Philippine investigators are trying to determine if two Pakistanis captured by security forces in the south earlier this week have ties to the Islamic State (IS) militant group, authorities said Friday.
Officials announced that Salid Ali, 28, and Rahim Zada, 42, were captured in their hotel room in Zamboanga. The two had entered the country illegally in the southern Sulu Islands and apparently were among those being pursued by authorities, regional military spokesman Maj. Arvin Encinas told BenarNews.
“We are investigating if these two men have links with IS,” Encinas said.
Investigators did not say if the two were linked to an attack by two suicide bombers on June 28 that killed three soldiers and three civilians outside a military camp in Sulu – IS claimed responsibility for the blasts that wounded 22, mostly civilians.
DNA tests confirmed that one of the attackers was a Filipino while investigators have not been able to determine the identity or nationality of the second bomber. The Filipino was identified as Norman Lasuca, 23, an alleged member of the Abu Sayyaf Group (ASG), a Filipino militant organization linked with Islamic State.
“The security threat remains, but we can address it. Our enemies have no capability of face-to-face combat except for bomb attacks,” Encinas said.
Presidential spokesman Salvador Panelo said officials were disturbed by the confirmation of the bomber’s identity.

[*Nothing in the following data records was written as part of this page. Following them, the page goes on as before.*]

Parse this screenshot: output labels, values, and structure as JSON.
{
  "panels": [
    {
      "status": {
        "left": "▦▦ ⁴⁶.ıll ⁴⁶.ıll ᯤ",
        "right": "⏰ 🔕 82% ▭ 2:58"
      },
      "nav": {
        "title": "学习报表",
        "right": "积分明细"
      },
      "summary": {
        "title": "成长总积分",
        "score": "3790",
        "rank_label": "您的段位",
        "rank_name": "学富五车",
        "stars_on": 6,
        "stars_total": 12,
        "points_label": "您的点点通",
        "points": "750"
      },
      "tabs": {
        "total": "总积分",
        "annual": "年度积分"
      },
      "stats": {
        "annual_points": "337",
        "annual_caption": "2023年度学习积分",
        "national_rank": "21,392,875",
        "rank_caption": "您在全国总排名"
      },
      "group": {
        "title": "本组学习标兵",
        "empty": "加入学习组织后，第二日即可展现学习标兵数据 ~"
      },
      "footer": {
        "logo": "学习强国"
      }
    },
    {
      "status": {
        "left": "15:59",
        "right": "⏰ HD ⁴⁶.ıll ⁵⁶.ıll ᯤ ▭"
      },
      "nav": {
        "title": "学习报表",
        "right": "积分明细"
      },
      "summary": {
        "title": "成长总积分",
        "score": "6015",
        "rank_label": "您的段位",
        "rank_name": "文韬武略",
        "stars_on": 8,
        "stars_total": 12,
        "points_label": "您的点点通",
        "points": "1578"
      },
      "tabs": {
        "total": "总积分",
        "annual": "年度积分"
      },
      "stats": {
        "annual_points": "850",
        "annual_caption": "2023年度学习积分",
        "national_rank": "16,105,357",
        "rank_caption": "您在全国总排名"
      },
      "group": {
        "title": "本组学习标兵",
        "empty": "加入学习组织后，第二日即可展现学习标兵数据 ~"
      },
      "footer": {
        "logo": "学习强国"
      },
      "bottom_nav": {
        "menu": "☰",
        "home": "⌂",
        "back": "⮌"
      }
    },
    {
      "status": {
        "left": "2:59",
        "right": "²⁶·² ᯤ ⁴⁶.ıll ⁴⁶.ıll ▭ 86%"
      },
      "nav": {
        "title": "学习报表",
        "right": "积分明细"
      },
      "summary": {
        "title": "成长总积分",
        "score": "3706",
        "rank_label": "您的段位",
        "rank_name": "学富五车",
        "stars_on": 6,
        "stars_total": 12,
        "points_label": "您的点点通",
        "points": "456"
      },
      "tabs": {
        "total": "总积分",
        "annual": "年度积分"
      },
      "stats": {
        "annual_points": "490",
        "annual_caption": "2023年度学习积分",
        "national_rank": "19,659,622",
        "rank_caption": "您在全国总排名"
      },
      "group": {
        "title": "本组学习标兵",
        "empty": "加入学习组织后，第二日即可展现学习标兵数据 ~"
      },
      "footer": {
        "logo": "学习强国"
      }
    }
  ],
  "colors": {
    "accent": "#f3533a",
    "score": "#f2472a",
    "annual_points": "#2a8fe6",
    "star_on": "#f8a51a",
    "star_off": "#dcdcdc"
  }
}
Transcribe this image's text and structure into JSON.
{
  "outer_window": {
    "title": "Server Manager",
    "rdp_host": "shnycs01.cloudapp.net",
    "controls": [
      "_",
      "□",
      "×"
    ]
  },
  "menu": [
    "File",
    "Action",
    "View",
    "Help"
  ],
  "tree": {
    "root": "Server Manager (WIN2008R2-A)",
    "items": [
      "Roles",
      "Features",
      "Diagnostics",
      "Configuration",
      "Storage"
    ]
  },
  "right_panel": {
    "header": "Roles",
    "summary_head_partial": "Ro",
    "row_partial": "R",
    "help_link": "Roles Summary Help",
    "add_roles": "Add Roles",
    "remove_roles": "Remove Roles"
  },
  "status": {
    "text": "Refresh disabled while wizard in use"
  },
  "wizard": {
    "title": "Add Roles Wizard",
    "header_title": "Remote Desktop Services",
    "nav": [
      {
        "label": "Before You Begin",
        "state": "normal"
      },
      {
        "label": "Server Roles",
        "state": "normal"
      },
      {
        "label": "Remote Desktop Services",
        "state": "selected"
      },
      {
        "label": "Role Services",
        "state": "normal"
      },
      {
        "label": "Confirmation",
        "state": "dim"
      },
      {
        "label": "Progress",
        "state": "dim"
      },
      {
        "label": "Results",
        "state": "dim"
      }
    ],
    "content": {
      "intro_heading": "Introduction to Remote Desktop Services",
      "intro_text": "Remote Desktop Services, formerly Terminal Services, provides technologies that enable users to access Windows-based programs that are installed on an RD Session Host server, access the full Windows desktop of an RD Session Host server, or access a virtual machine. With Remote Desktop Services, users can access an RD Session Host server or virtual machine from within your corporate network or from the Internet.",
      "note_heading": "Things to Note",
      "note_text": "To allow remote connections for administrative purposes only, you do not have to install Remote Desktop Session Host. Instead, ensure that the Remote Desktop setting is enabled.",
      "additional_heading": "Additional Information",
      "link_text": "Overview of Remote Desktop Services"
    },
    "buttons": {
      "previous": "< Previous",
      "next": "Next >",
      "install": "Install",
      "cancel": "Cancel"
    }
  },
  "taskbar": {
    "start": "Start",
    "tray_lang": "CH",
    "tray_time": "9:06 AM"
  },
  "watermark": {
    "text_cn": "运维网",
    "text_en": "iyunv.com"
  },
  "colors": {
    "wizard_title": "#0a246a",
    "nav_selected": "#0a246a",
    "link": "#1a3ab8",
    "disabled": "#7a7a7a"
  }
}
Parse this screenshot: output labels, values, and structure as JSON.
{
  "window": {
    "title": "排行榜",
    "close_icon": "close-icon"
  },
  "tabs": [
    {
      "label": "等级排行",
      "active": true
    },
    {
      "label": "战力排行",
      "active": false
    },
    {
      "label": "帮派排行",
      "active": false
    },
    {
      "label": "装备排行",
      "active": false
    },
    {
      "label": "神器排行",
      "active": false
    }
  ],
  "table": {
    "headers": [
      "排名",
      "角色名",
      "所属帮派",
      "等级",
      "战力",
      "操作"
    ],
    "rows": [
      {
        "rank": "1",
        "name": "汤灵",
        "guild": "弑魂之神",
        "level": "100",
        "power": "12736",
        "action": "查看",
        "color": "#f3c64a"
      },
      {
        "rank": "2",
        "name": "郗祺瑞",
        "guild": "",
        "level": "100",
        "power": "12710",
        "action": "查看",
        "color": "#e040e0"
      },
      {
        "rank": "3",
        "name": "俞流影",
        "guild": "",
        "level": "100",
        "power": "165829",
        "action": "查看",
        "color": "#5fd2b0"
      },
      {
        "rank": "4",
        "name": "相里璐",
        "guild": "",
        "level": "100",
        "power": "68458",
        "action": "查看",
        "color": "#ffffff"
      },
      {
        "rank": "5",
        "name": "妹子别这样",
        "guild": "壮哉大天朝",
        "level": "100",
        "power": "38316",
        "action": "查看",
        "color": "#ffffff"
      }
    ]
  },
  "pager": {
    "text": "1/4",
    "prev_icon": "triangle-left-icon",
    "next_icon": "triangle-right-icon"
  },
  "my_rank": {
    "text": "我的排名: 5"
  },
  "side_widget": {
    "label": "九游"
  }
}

“It’s a cause for concern, given that this is the first time that there is a Filipino suicide bomber. It goes against the grain of the character of Filipinos,” he said.
Military intelligence reports indicate that Lasuca was a member of an ASG faction controlled by Hatib Hajan Sawadjaan, a religious elder identified by the U.S. Defense Department as the new IS leader in the Philippines.
Sawadjaan succeeded Isnilon Hapilon, who was killed near the end of a five-month battle after he and other militants seized the southern Philippine city of Marawi in May 2017.
Sawadjaan’s group has been blamed for explosions that killed 23 people at a church in Jolo, the capital of Sulu, in January. That attack took place five months after a German of Moroccan descent drove a van filled with explosives through a checkpoint in southern Basilan island, killing 11.
Jeoffrey Maitem in Cotabato, Philippines, contributed to this report.